VA abandons PAIRS in favor of existing contract vehicles
- By L. Scott Tillett, L. Scott Tillett
- Feb 15, 1998
Department of Veterans Affairs officials have pulled the plug on an estimated $875 million computer services procurement, opting instead to buy services from existing vehicles such as governmentwide contracts, blanket purchase agreements and the General Services Administration's multiple award schedule.
The program— Procurement of Automated Information Resources Solutions— was designed to be the companion to a five-year, $1.5 billion equipment contract called Procurement of Computer Hardware and Software, which was awarded to Digital Equipment Corp. and Sysorex Information Systems Inc. in January 1997.
The VA envisioned that the contracts would fulfill the entire spectrum of office automation needs for the department. But support for awarding PAIRS has waned as IT buyers at the VA— eager to install and maintain equipment bought off of the PCHS contract— have taken advantage of flexible buying vehicles that have emerged amid a recent wave of procurement reform, VA officials said. Those vehicles include BPAs with high spending ceilings as well as the addition of services to the GSA schedule.
"The dramatic changes in federal IT acquisition brought about by changed regulation and emerging contract vehicles [have] led to extensive internal discussions about the need for competing PAIRS," said Allan Gohrband, associate deputy assistant secretary for the Office of Policy and Program Assistance at the VA. "It has not been possible to establish a consensus among the major organization of VA to proceed with the acquisition, moreover to make use of a resultant contract, if awarded.
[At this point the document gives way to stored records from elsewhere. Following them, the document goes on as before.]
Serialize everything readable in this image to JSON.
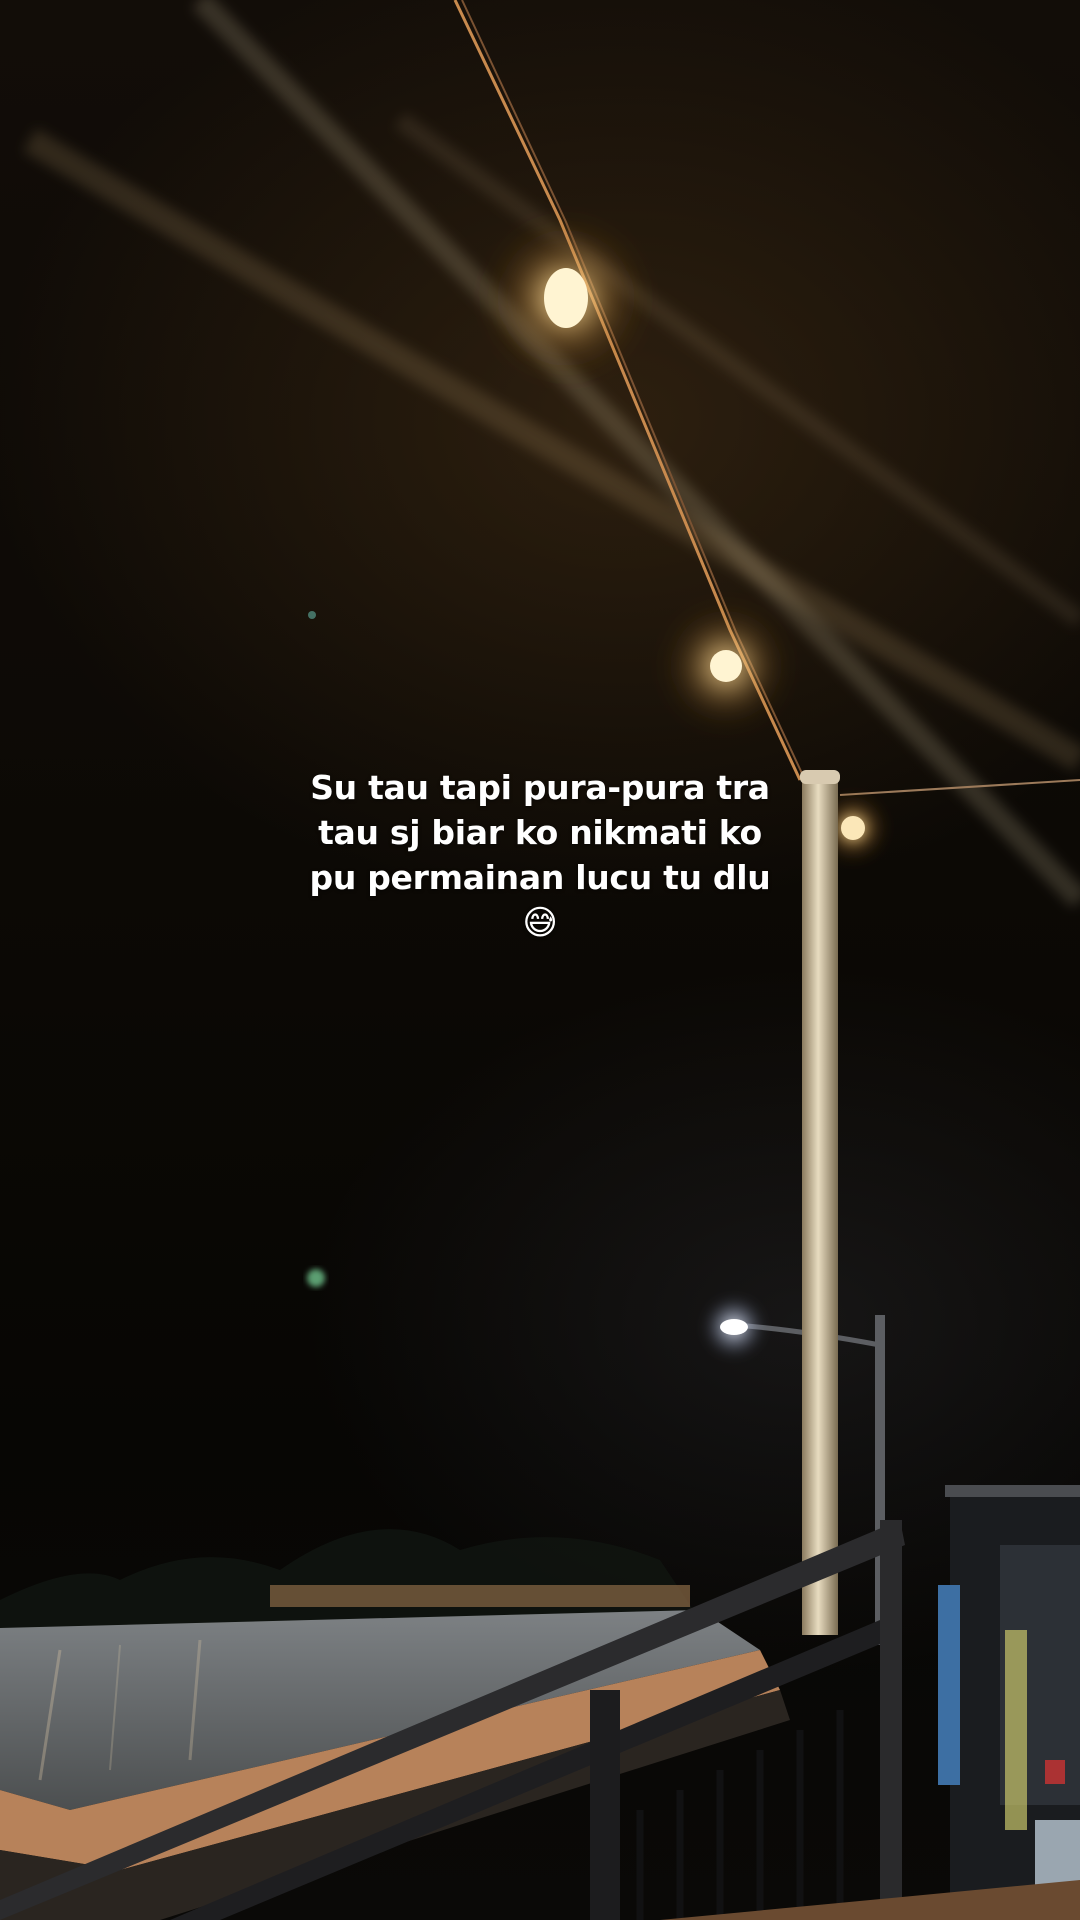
{
  "caption": {
    "line1": "Su tau tapi pura-pura tra",
    "line2": "tau sj biar ko nikmati ko",
    "line3": "pu permainan lucu tu dlu",
    "emoji": "😅"
  }
}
It appears that the alternative contract vehicles and sources are satisfactory."
Debate on terminating the procurement had been ongoing since September, said Gohrband, who made the decision to terminate PAIRS late last month.
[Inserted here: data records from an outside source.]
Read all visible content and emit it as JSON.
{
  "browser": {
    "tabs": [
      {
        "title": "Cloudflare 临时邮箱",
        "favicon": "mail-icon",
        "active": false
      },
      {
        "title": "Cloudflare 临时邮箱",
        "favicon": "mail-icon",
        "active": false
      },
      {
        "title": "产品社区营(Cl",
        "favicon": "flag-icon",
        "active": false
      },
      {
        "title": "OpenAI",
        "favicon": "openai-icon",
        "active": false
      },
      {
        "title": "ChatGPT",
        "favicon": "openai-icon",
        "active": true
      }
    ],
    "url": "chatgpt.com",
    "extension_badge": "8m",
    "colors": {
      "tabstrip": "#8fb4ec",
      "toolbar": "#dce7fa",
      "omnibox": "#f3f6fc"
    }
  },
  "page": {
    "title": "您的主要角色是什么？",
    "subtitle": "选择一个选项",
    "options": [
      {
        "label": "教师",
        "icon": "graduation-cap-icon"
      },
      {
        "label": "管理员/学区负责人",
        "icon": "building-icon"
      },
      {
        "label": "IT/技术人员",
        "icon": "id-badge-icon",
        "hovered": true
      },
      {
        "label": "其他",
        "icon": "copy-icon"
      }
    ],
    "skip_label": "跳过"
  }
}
"It is no great surprise to me, given the fact that it's taken so long and had so many internal changes in direction," said Dick Pectol, vice president of Chevy Chase, Md.-based Abacus Technology Corp.
Over the past few years, the PAIRS strategy has swayed from full-and-open competition to small-business set-aside and back again as VA insiders debated whether small prime contractors could manage the huge procurement the way the department wanted it handled.
Planned as a three-year contract, PAIRS was terminated before the VA even issued a request for proposals. About $100,000 was spent on the procurement, according to Gohrband.
For Electronic Data Systems Corp., another vendor that was preparing to bid on PAIRS, the cancellation was also no surprise. "From the government's perspective, why would they spend all that time and effort on putting a vehicle in place when you have others you can use?" said Elizabeth Smith, director of health care business development in EDS' government business division.
"I've seen more and more agencies do just that— scrap these contracts, these [requests for proposals, requests for comments and indefinite-delivery, indefinite-quantity contracts] however large or small they are, and just simply pick and choose from an assortment of GSA schedules and BPAs or teaming arrangements and just get it done," said Roxanne Dobrynski, president of Federal Schedules Inc., a Herndon, Va.-based procurement consulting firm.